Principle:Gretelai Gretel synthetics DataFrame Reassembly
| Knowledge Sources | |
|---|---|
| Domains | Synthetic_Data, Tabular_Data |
| Last Updated | 2026-02-14 19:00 GMT |
Overview
DataFrame reassembly is the final step in the batch synthesis pipeline where per-batch synthetic data buffers are concatenated column-wise into a single DataFrame that mirrors the schema of the original training data.
Description
After generation, each batch holds its synthetic rows in an in-memory StringIO buffer (gen_data_stream). Reassembly reads these buffers back as individual DataFrames and concatenates them horizontally (along axis=1). The final DataFrame is then reindexed to match the original header order from the source data, ensuring the output schema is identical to the input.
Two reassembly paths exist in the codebase:
1. Low-level reassembly via batches_to_df()
The simplest approach iterates over the Batch objects, accesses each one's synthetic_df property (which reads gen_data_stream as a CSV using pd.read_csv), and concatenates the resulting DataFrames. The concatenated DataFrame is then column-reordered using either original_headers (preserved from the training DataFrame) or master_header_list (reconstructed from batch headers in read mode).
2. High-level reassembly via RecordFactory.generate_all()
The RecordFactory provides a higher-level, record-oriented generation pipeline. Instead of generating per-batch buffers separately, it creates generators for all batches simultaneously and constructs full records by pulling one line from each batch's generator in sequence. Records are validated both at the per-batch level and optionally at the whole-record level. The completed records are buffered (either as a list of dicts or into a _BufferedDataFrame that reads like a CSV), and returned as a GenerationResult.

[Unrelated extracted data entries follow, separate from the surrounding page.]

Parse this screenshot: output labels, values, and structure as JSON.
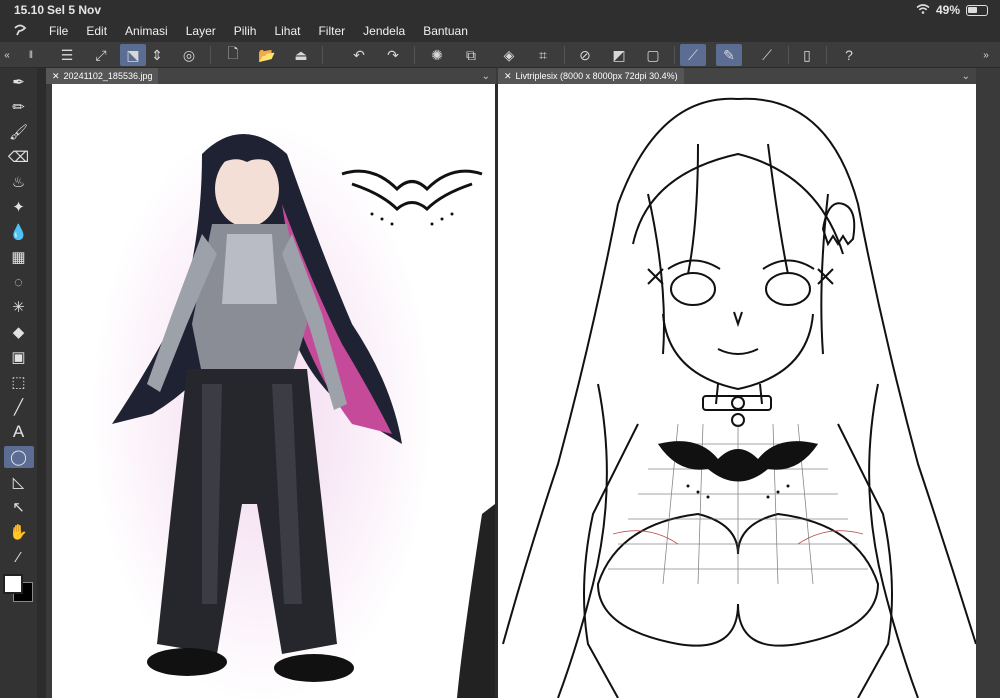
{
  "status": {
    "time": "15.10",
    "date": "Sel 5 Nov",
    "battery": "49%"
  },
  "menu": {
    "items": [
      "File",
      "Edit",
      "Animasi",
      "Layer",
      "Pilih",
      "Lihat",
      "Filter",
      "Jendela",
      "Bantuan"
    ]
  },
  "tabs": {
    "left": "20241102_185536.jpg",
    "right": "Livtriplesix (8000 x 8000px 72dpi 30.4%)"
  },
  "colors": {
    "accent": "#5b6d92",
    "main_color": "#ffffff",
    "sub_color": "#000000"
  }
}
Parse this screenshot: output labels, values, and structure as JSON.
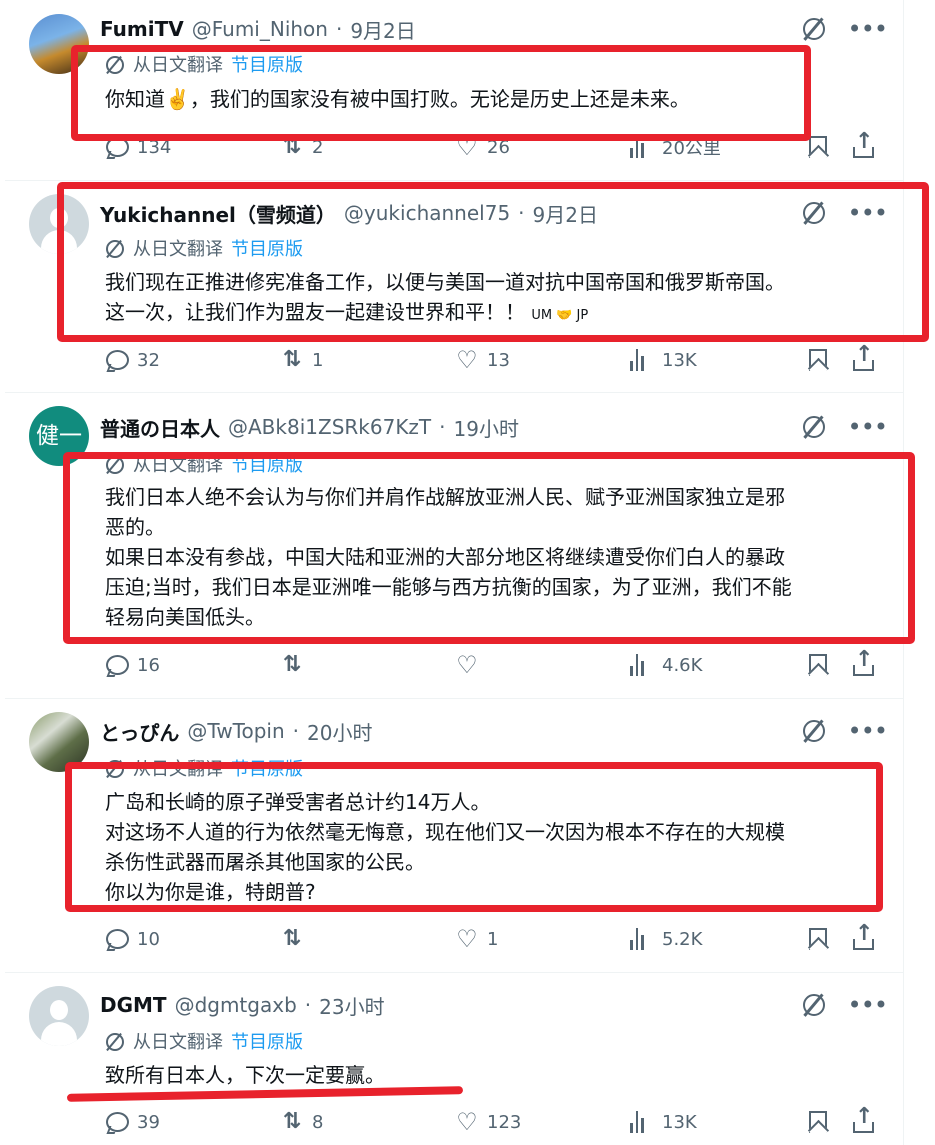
{
  "translation": {
    "from_label": "从日文翻译",
    "original_label": "节目原版"
  },
  "icons": {
    "grok": "grok-icon",
    "more": "more-icon",
    "reply": "reply-icon",
    "retweet": "retweet-icon",
    "like": "heart-icon",
    "views": "views-icon",
    "bookmark": "bookmark-icon",
    "share": "share-icon"
  },
  "colors": {
    "annotation_red": "#e8222c",
    "link_blue": "#1d9bf0",
    "muted_gray": "#536471"
  },
  "tweets": [
    {
      "name": "FumiTV",
      "handle": "@Fumi_Nihon",
      "time": "9月2日",
      "lines": [
        "你知道✌️，我们的国家没有被中国打败。无论是历史上还是未来。"
      ],
      "replies": "134",
      "retweets": "2",
      "likes": "26",
      "views": "20公里"
    },
    {
      "name": "Yukichannel（雪频道）",
      "handle": "@yukichannel75",
      "time": "9月2日",
      "lines": [
        "我们现在正推进修宪准备工作，以便与美国一道对抗中国帝国和俄罗斯帝国。",
        "这一次，让我们作为盟友一起建设世界和平！！"
      ],
      "flags": "UM 🤝 JP",
      "replies": "32",
      "retweets": "1",
      "likes": "13",
      "views": "13K"
    },
    {
      "avatar_text": "健一",
      "name": "普通の日本人",
      "handle": "@ABk8i1ZSRk67KzT",
      "time": "19小时",
      "lines": [
        "我们日本人绝不会认为与你们并肩作战解放亚洲人民、赋予亚洲国家独立是邪",
        "恶的。",
        "如果日本没有参战，中国大陆和亚洲的大部分地区将继续遭受你们白人的暴政",
        "压迫;当时，我们日本是亚洲唯一能够与西方抗衡的国家，为了亚洲，我们不能",
        "轻易向美国低头。"
      ],
      "replies": "16",
      "retweets": "",
      "likes": "",
      "views": "4.6K"
    },
    {
      "name": "とっぴん",
      "handle": "@TwTopin",
      "time": "20小时",
      "lines": [
        "广岛和长崎的原子弹受害者总计约14万人。",
        "对这场不人道的行为依然毫无悔意，现在他们又一次因为根本不存在的大规模",
        "杀伤性武器而屠杀其他国家的公民。",
        "你以为你是谁，特朗普?"
      ],
      "replies": "10",
      "retweets": "",
      "likes": "1",
      "views": "5.2K"
    },
    {
      "name": "DGMT",
      "handle": "@dgmtgaxb",
      "time": "23小时",
      "lines": [
        "致所有日本人，下次一定要赢。"
      ],
      "replies": "39",
      "retweets": "8",
      "likes": "123",
      "views": "13K"
    }
  ]
}
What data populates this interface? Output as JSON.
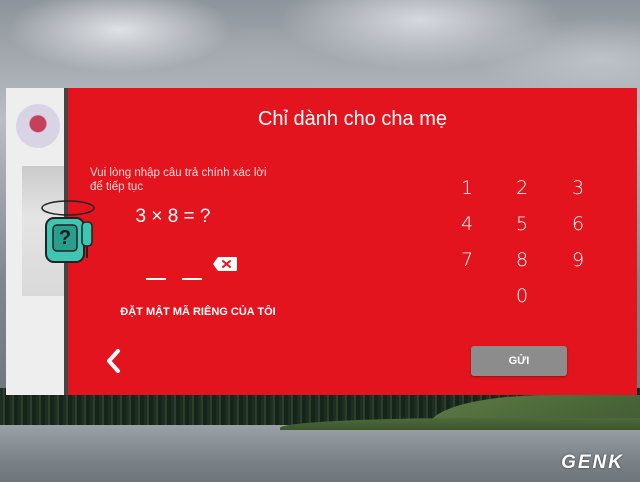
{
  "dialog": {
    "title": "Chỉ dành cho cha mẹ",
    "instructions": "Vui lòng nhập câu trả chính xác lời để tiếp tục",
    "question": "3 × 8 = ?",
    "custom_pin_link": "ĐẶT MẬT MÃ RIÊNG CỦA TÔI",
    "send_label": "GỬI",
    "keypad": [
      "1",
      "2",
      "3",
      "4",
      "5",
      "6",
      "7",
      "8",
      "9",
      "0"
    ],
    "accent_color": "#e4141e",
    "button_color": "#8c8c8c"
  },
  "watermark": "GENK",
  "icons": {
    "back": "chevron-left-icon",
    "backspace": "backspace-icon",
    "mascot": "lock-mascot-icon",
    "profile": "profile-avatar-icon"
  }
}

Key design considerations:
- Column ordering — The original column order is stored during __init__ (as original_headers) and persisted to disk as original_headers.json. This ensures that even in read mode, the reassembled DataFrame has the correct column sequence.
- Type inference — When RecordFactory.generate_all(output="df") is used, the _BufferedDataFrame class writes records through a CSV writer and reads them back via pd.read_csv, allowing pandas to infer column dtypes as if reading from a file.
- Error resilience — RecordFactory.generate_all() catches RuntimeError and StopIteration during iteration and returns whatever records have been buffered so far, wrapped in a GenerationResult that can also carry the exception.
- Progress callbacks — The factory supports an optional callback that receives periodic GenerationProgress updates. A watchdog thread mode (callback_threading=True) ensures callbacks fire even during long stretches of invalid generation.
Usage
Use batches_to_df() for the simple low-level path after generate_all_batch_lines(). Use RecordFactory (via create_record_factory()) when you need whole-record validation, seeded generation, or streaming iteration over synthetic records.
Theoretical Basis
Reassembly reverses the vertical partitioning performed during batch data export. Given k batch DataFrames S_1, ..., S_k (each with the same number of rows but different column subsets), the final synthetic DataFrame is:
S = horizontal_concat(S_1, S_2, ..., S_k)
S = S[original_column_order]
This is equivalent to a natural join on row index, assuming all batches generated the same number of rows. If batch row counts differ, pandas concat with axis=1 will introduce NaN values for missing rows.
RecordFactory pseudocode:
function generate_all(batches, num_lines, output):
generators = [generate_text(batch.config) for batch in batches]
buffer = new BufferedDataFrame() if output == "df" else new BufferedDicts()
valid_count = 0
while valid_count < num_lines:
record = {}
for (batch, gen) in generators:
line = next valid line from gen
record.update(zip(batch.headers, line.values))
if whole_record_validator(record):
buffer.add(record)
valid_count += 1
return buffer.get_records()
The record-oriented approach guarantees that each row in the output DataFrame is internally consistent across all batches, because all batch contributions to a single row are generated and validated together.